C’est une situation très pénible pour les détenteurs d’engins roulants (motos, véhicules) et autres usagers qui utilisent le carburant à Kankan. Depuis 72 heures, cette ville vit entre pénurie de carburant dans les stations-service et hausse vertigineuse du prix du carburant sur le marché noir. Le litre d’essence qui se vendait jusque-là à 10 mille francs se négocie depuis samedi dernier entre 13 000 et 15 000 francs guinéens sur le marché.
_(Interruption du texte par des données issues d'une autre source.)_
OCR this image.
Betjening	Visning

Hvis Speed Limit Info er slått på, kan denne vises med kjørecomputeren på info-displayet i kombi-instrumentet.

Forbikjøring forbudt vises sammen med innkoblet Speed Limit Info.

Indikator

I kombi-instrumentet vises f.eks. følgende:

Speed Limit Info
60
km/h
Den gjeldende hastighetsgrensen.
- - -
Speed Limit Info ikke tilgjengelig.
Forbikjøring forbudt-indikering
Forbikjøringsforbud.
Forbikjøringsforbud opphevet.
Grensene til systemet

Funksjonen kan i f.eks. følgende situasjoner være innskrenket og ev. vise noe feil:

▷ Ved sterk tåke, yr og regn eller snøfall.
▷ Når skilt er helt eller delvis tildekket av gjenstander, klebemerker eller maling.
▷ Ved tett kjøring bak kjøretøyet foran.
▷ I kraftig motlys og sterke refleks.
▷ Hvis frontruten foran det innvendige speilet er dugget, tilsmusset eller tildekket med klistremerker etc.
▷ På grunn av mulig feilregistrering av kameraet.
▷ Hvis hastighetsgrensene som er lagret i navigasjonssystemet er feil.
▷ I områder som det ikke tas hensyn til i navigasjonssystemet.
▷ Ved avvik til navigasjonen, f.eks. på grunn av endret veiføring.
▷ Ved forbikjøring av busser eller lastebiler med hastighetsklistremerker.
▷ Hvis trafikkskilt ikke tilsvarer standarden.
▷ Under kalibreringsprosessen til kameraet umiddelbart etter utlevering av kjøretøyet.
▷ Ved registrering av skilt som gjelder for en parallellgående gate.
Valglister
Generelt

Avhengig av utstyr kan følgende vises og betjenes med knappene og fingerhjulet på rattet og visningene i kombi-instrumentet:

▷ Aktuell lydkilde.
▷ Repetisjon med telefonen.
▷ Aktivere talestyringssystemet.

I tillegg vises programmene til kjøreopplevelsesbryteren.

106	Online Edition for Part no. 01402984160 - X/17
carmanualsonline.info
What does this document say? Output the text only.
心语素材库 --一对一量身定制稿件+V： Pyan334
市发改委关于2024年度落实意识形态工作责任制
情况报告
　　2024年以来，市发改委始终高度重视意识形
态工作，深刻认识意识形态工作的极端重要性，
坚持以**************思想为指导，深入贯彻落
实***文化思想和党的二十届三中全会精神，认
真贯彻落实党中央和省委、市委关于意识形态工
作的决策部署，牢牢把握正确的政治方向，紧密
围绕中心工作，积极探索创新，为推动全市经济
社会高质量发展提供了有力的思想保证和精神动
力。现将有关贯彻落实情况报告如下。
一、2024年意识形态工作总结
Selon des informations confiées au correspondant de Guineematin.com sur place, toute cette situation éprouvante pour les populations est partie de l’annonce faite par le gouvernement guinéen sur un éventuel réajustement à la hausse du prix du litre de carburant à la pompe. Et, dans la capitale de la région de la Haute Guinée, des rumeurs persistantes font croire que cette augmentation sera effective à partir du 1er juin prochain. Donc, c’est dans cette perspective que certaines stations-service de la ville ont commencé samedi à refouler les clients, au motif qu’elles sont en « rupture de stock ».

Cette situation a amené le marché à s’affoler et le prix du litre de carburant a été revu à la hausse. Le litre qui était vendu à 10 000 francs se vend aujourd’hui jusqu’à 15 000 francs guinéens, au grand dam des consommateurs.

« La population guinéenne même cherche la souffrance. Le gouvernement ne joue pas son rôle, parce que ce qui se passe en Guinée ne se fait nulle part dans le monde. Les gens ont du carburant ici, même dans les stations, mais ils ne donnent pas. Les gouverneurs, les préfets, les maires sont là, ils ne font rien », s’offusque Moussa Camara, un chauffeur de taxi rencontré dans la longue file d’attente qui s’est formée à la station Total du grand marché.

Tout comme Moussa Camara, cet autre citoyen de Kankan, Sékou Condé, blâme sur la population pour les difficultés actuelles. Il a du mal à comprendre cette hausse des prix ; et, l’en croire, c’est désamour entre les Guinéens qui se matérialise en difficultés dans le pays.

« Cette crise qui secoue Kankan est vraiment déplorable. Moi-même hier j’ai payé un litre à 15 000 francs la nuit, à partir 22 heures. Moi je trouve cela anormal, parce que déjà le prix n’a pas été fixé pour l’augmentation. Donc, c’est les mêmes citoyens qui sont là à augmenter le prix, nous contribuions nous-mêmes à notre problème », a indiqué Sékou Condé.

De son côté, Ibrahima Diallo trouve cette situation très « déplorable » et appelle les populations à adopter un « comportement citoyen » dans le pays.

« La population doit avoir pitié de son prochain. La situation est très critique, nous devons avoir un bon comportement citoyen et républicain. Les gens ne font qu’augmenter le prix du litre d’essence à 13 000 ou 15 000 francs. C’est vraiment déplorable », a-t-il fustigé.